I had over 3,000 downloads, the book stormed into the Amazon.com free charts at #2 in the Family Life genre, and someone who had downloaded the book during its free period read it immediately and gave it a five star review! Throughout the free period, "Travels" fluctuated between #2 and #5 in Family Life, and #7 and #18 in Women's Fiction. Result!
Having been sceptical at first, I have to say that I now really enjoy the whole independent publishing scene. I have two books independently published so far and am working on a third. I love the freedom that you have to design your book how you want to, to price it as you wish, to decide whether and how to run free promotions. And I love the speed of the whole process -- once you've decided to publish, you can just go ahead and do it.

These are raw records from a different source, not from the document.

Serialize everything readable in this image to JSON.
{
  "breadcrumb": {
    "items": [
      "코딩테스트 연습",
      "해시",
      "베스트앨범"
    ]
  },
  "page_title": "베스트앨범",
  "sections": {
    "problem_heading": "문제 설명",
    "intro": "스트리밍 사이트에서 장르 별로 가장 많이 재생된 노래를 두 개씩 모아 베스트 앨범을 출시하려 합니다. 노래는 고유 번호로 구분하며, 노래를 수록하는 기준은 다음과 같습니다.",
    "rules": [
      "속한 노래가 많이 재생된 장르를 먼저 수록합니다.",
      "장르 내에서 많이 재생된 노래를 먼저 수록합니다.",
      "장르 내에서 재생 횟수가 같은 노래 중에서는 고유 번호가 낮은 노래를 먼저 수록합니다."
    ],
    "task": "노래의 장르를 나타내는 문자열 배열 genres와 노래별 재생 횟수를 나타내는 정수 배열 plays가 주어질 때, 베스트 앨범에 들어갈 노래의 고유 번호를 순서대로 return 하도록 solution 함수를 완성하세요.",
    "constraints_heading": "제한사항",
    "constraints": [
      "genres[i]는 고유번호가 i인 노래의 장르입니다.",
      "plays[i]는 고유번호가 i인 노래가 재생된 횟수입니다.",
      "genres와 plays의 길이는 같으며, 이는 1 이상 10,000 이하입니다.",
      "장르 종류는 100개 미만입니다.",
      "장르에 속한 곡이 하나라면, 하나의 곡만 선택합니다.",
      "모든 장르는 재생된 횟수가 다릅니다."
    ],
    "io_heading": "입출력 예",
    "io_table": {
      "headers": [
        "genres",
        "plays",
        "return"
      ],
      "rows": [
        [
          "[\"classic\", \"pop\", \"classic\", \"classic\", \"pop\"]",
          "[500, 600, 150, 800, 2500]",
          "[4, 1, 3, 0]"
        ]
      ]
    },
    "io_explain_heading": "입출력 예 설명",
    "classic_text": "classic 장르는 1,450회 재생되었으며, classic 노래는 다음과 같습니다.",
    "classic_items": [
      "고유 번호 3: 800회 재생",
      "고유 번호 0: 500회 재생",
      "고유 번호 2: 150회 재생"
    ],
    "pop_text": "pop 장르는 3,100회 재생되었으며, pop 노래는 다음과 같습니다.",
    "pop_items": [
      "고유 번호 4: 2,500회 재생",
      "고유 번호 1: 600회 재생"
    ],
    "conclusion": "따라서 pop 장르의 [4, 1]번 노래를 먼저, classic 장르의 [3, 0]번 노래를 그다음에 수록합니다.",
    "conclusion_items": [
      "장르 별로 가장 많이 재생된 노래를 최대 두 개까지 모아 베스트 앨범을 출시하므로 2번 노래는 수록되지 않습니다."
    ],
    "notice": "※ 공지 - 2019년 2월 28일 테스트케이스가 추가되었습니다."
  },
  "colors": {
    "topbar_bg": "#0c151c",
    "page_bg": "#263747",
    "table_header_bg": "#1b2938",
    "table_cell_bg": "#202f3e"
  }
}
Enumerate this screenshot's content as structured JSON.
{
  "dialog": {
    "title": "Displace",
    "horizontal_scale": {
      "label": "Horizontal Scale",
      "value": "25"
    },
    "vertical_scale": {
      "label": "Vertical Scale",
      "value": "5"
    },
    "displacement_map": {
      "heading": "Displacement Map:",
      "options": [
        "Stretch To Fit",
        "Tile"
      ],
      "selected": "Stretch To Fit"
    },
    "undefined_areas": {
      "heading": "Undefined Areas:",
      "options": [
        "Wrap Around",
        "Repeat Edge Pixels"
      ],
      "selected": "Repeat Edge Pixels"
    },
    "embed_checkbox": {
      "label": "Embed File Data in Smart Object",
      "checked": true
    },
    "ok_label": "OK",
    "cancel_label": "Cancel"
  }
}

Despite the success of this promotion, there is one thing that I do find frustrating.You can never quite work out why your promotion has gone well. So, this book did really well in the US during its promotional period, but less well in the UK, whereas my other book, "A Matter of Degree", did much better in the UK in its free promotional period. Why? I don't know.
But maybe that's a perennial marketing problem, rather than an independent publishing one. Maybe its never that clear why one approach goes well and another less well. Still, if the formula works, stick to it -- and that's what I intend to do!